Tuesday, January 8, 2013

The Democratization of Education

First there were MMORPG's, now there are MOOC's (massive online open courses). If anything is a natural for the internet, this is it. It hearkens back to the internet's original purpose of keeping scientists informed. Universities such as Stanford and MIT began offering on line courses around the turn of this century. Apple with iTunes-U gathered a lot of these courses together in 2007. Now there are companies like Coursera, Udacity and edX which have brought us into the MOOC age with millions enrolled in free courses. The NYT has a short video story about the topic. Free college education courses could be the greatest boon since the GI bill.

However, (there's always a 'however') this is the age of physical therapists and health trainers. We may have lost the skills to do things on our own. As the NYT video states, only a fraction complete the courses.

There is another 'however', however, with education on line. Ars-Technica reports that with all our social media inclinations, much science information is not coming from traditional scientific sources, but from the whims of search engines, sources we prefer, which may not be completely trustworthy, or even comments made by whomever on scientific articles.

Nothing's perfect, but it will be interesting to see how MOOC's impact our society.


Big Myk said...

First off, I'm not so sure that we now live in an age of physical therapists and trainers -- any more than any other age. Remember the scandle in the movie Charitots of Fire when Harold Abrahams hired Sam Mussabini to train him for the 1924 Olympics. Of course, he coached him to a gold medal in the 100m and silver in the 4x100m.

So, why couldn't Abrahams have done it on his own? Well, for one, we are social animals, who like human contact, even when we're training. As importantly, trainers, coaches, physical therapists are a humble acknowledgment that we are live in sin, and are frail and weak. And if we get by, its usually due to a little help from our friends.

To labor in isolation is a difficult thing. I suppose can be done, but I fail to see virtue in it.
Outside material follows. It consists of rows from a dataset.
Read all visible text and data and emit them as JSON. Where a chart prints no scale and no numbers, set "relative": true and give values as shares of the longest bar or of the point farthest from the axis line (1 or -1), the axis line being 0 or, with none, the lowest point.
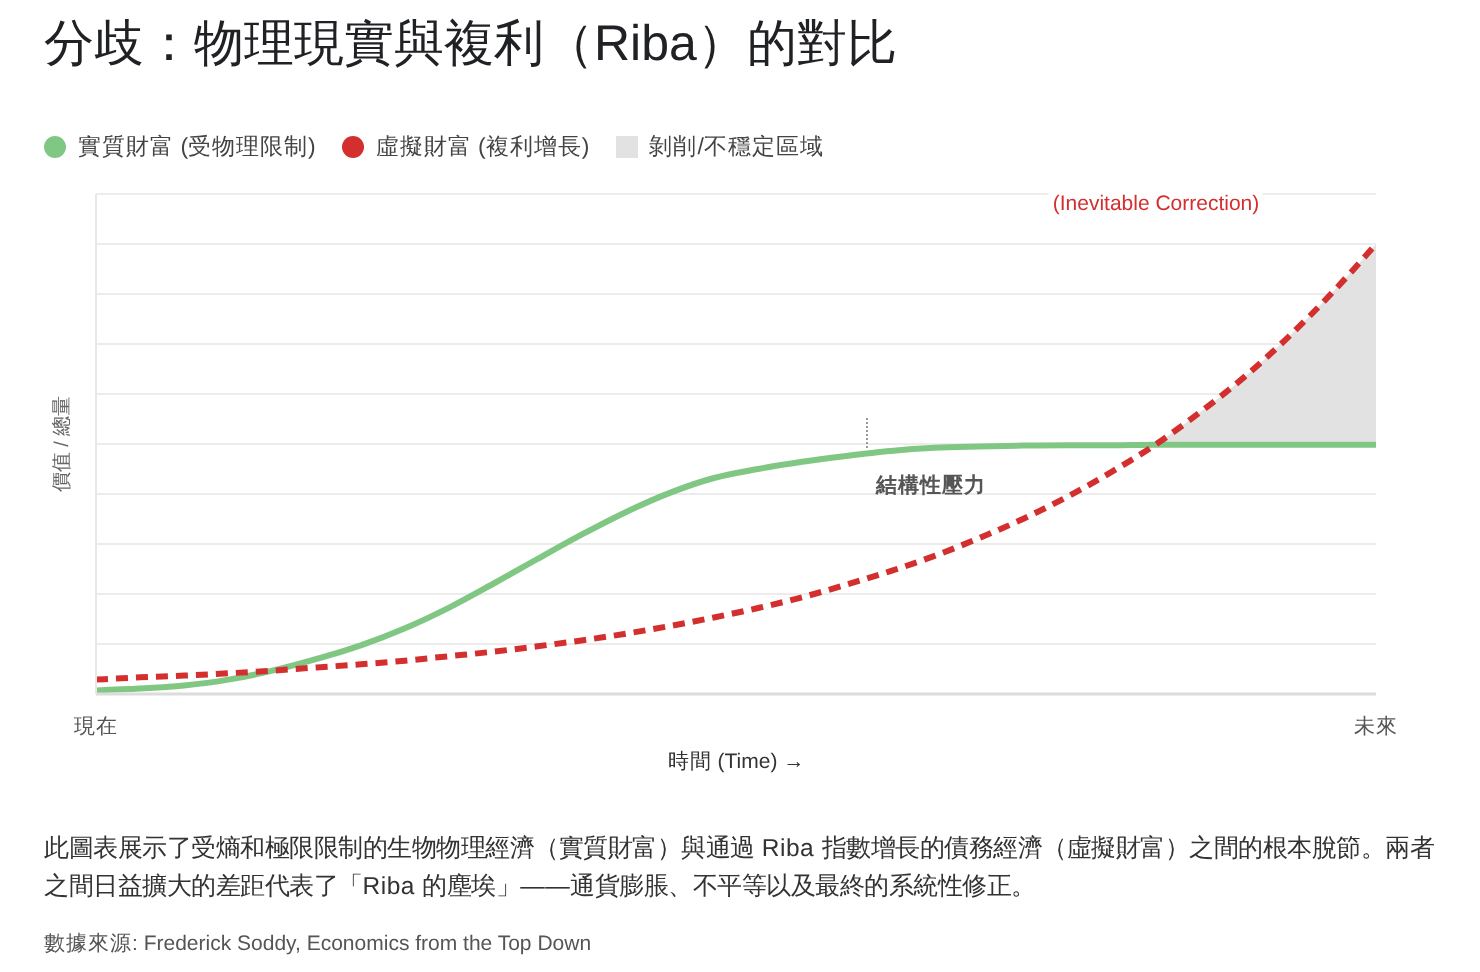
{
  "chart_data": {
    "type": "line",
    "title": "分歧：物理現實與複利（Riba）的對比",
    "xlabel": "時間 (Time) →",
    "ylabel": "價值 / 總量",
    "annotations": [
      "(Inevitable Correction)",
      "結構性壓力",
      "此圖表展示了受熵和極限限制的生物物理經濟（實質財富）與通過 Riba 指數增長的債務經濟（虛擬財富）之間的根本脫節。兩者之間日益擴大的差距代表了「Riba 的塵埃」——通貨膨脹、不平等以及最終的系統性修正。",
      "數據來源: Frederick Soddy, Economics from the Top Down"
    ],
    "categories": [
      "現在",
      null,
      null,
      null,
      null,
      null,
      null,
      null,
      null,
      null,
      null,
      null,
      null,
      null,
      null,
      null,
      null,
      null,
      null,
      null,
      null,
      null,
      null,
      null,
      null,
      null,
      null,
      null,
      null,
      "未來"
    ],
    "relative": true,
    "series": [
      {
        "name": "實質財富 (受物理限制)",
        "color": "#81c784",
        "values": [
          0.008,
          0.012,
          0.019,
          0.032,
          0.052,
          0.078,
          0.108,
          0.146,
          0.192,
          0.245,
          0.3,
          0.354,
          0.404,
          0.447,
          0.48,
          0.5,
          0.516,
          0.529,
          0.54,
          0.547,
          0.55,
          0.552,
          0.553,
          0.553,
          0.554,
          0.554,
          0.554,
          0.554,
          0.554,
          0.554
        ]
      },
      {
        "name": "虛擬財富 (複利增長)",
        "color": "#d32f2f",
        "line_style": "dashed",
        "values": [
          0.032,
          0.037,
          0.041,
          0.046,
          0.052,
          0.059,
          0.066,
          0.074,
          0.084,
          0.094,
          0.106,
          0.119,
          0.134,
          0.151,
          0.17,
          0.191,
          0.215,
          0.243,
          0.273,
          0.307,
          0.346,
          0.389,
          0.438,
          0.493,
          0.554,
          0.625,
          0.703,
          0.792,
          0.891,
          1
        ]
      },
      {
        "name": "剝削/不穩定區域",
        "type": "area",
        "color": "#e2e2e2",
        "values": [
          null,
          null,
          null,
          null,
          null,
          null,
          null,
          null,
          null,
          null,
          null,
          null,
          null,
          null,
          null,
          null,
          null,
          null,
          null,
          null,
          null,
          null,
          null,
          null,
          0.554,
          0.625,
          0.703,
          0.792,
          0.891,
          1
        ]
      }
    ],
    "grid": "y",
    "legend": "top left",
    "marker": "none",
    "line_style": "solid"
  }
}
Online courses can give lots of people a window into great thoughts and perhaps wisdom. But it can never replace the feedback and give and take among students and between students and professors that distinguishes the academic community.

James R said...

I think you're right that this may be no different than any other age. Perhaps it's more like a social or cultural high pressure area that moves around. In some times and in some places the pressure may be 'rugged individualism'; other times, "it takes a village."

And perhaps that is even less important than individual preference. Some individuals prefer study groups, others like to head out on their own. Most people probably do a little of both.
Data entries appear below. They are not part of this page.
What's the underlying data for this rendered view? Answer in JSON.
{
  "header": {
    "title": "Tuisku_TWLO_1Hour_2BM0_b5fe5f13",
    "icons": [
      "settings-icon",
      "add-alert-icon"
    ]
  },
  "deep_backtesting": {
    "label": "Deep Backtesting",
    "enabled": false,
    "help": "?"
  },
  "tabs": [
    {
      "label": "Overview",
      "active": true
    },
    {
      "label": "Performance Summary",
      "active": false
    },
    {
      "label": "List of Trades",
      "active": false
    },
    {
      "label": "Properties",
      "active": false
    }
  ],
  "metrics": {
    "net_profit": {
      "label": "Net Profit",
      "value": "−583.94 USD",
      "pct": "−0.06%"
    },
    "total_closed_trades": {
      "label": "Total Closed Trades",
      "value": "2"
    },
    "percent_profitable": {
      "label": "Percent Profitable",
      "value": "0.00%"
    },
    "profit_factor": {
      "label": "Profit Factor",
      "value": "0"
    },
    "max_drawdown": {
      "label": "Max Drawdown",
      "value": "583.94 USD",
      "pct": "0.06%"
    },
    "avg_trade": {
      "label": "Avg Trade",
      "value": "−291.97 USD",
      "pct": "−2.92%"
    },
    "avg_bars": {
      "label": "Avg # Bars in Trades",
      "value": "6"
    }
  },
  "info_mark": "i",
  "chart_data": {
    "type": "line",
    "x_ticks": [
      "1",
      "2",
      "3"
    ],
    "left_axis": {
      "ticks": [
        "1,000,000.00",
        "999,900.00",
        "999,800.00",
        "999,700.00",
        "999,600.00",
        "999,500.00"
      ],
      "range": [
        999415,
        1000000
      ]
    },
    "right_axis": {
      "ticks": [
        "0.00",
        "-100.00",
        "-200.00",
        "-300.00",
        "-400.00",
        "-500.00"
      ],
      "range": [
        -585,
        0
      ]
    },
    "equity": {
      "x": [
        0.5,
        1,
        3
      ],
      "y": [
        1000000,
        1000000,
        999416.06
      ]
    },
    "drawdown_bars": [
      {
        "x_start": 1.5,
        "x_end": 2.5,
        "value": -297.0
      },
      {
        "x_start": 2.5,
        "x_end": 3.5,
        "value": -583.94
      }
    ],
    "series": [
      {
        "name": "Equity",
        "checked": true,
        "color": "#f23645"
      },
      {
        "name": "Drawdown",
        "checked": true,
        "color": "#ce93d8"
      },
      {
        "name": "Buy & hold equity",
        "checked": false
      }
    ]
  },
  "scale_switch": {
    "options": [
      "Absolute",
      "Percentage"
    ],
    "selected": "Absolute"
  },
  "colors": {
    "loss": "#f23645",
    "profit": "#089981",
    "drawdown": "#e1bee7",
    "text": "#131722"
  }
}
And it could be that the significant factor is money. Free education is more of incentive for some.

Big Myk said...

Curiously enough, I just heard an NPR story today which discussed how, even withn full scholarships, poor people do not go to top-fight colleges. See Elite Colleges Struggle To Recruit Smart, Low-Income Kids.
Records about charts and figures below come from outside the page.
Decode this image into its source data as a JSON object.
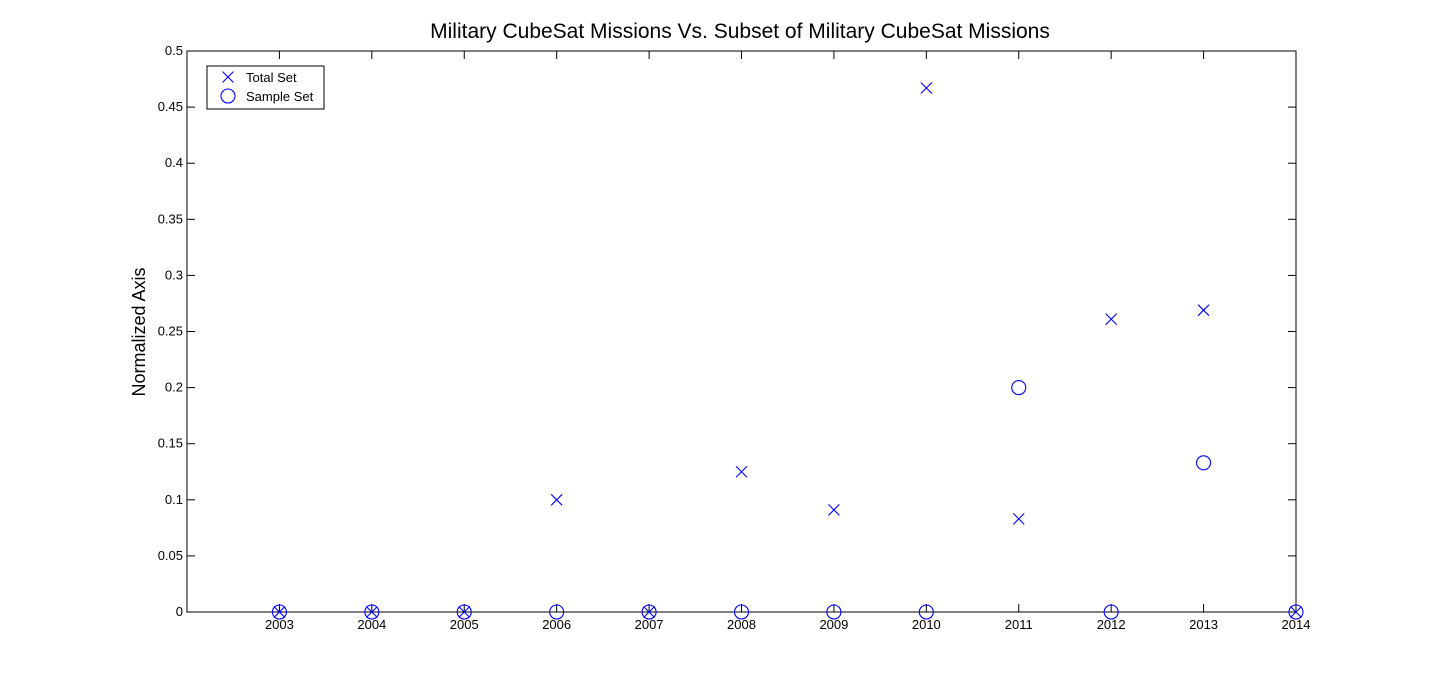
{
  "chart_data": {
    "type": "scatter",
    "title": "Military CubeSat Missions Vs. Subset of Military CubeSat Missions",
    "xlabel": "",
    "ylabel": "Normalized Axis",
    "x_ticks": [
      "2003",
      "2004",
      "2005",
      "2006",
      "2007",
      "2008",
      "2009",
      "2010",
      "2011",
      "2012",
      "2013",
      "2014"
    ],
    "y_ticks": [
      "0",
      "0.05",
      "0.1",
      "0.15",
      "0.2",
      "0.25",
      "0.3",
      "0.35",
      "0.4",
      "0.45",
      "0.5"
    ],
    "xlim": [
      2002,
      2014
    ],
    "ylim": [
      0,
      0.5
    ],
    "grid": false,
    "legend_position": "top-left",
    "color": "#0000ff",
    "series": [
      {
        "name": "Total Set",
        "marker": "x",
        "points": [
          {
            "x": 2003,
            "y": 0
          },
          {
            "x": 2004,
            "y": 0
          },
          {
            "x": 2005,
            "y": 0
          },
          {
            "x": 2006,
            "y": 0.1
          },
          {
            "x": 2007,
            "y": 0
          },
          {
            "x": 2008,
            "y": 0.125
          },
          {
            "x": 2009,
            "y": 0.091
          },
          {
            "x": 2010,
            "y": 0.467
          },
          {
            "x": 2011,
            "y": 0.083
          },
          {
            "x": 2012,
            "y": 0.261
          },
          {
            "x": 2013,
            "y": 0.269
          },
          {
            "x": 2014,
            "y": 0
          }
        ]
      },
      {
        "name": "Sample Set",
        "marker": "o",
        "points": [
          {
            "x": 2003,
            "y": 0
          },
          {
            "x": 2004,
            "y": 0
          },
          {
            "x": 2005,
            "y": 0
          },
          {
            "x": 2006,
            "y": 0
          },
          {
            "x": 2007,
            "y": 0
          },
          {
            "x": 2008,
            "y": 0
          },
          {
            "x": 2009,
            "y": 0
          },
          {
            "x": 2010,
            "y": 0
          },
          {
            "x": 2011,
            "y": 0.2
          },
          {
            "x": 2012,
            "y": 0
          },
          {
            "x": 2013,
            "y": 0.133
          },
          {
            "x": 2014,
            "y": 0
          }
        ]
      }
    ]
  }
}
For example, in 2004, Harvard began a program which offered both free tuition and free room and board to any student whose family earned less than $40,000. This program, however, has added only about 15 poor students to each freshman class of 1,650.

Students from poor families don't get into Harvard because they don't apply. And they don't apply because -- I'm paraphrasing here -- no one ever suggested it. It's just not on their radar screen.

This suggests to me that the democratization of education is going to take more than making things free. As Dennis Moore realized years ago: "Wait a tic... blimey, this redistribution of wealth is trickier than I thought."

James R said...

You bring up an interesting point. Personally, I doubt that MOOC's will change education like the GI bill for a variety of reasons. But you introduce a factor in their favor that I hadn't thought of.

For a lower income student to attend a prestige school, it not only takes awareness, as stated in the article, but also the considerable risk of entering a non-familiar location, with a different cultural/social makeup, and where you are familiar with no one. How many 18 year olds want that, in addition to living away from home for the first time?

Perhaps that would favor a MOOC.

Big Myk said...

Of course, much of the discussion in the New York Times video concerned the eventual need for MOOCs to make money.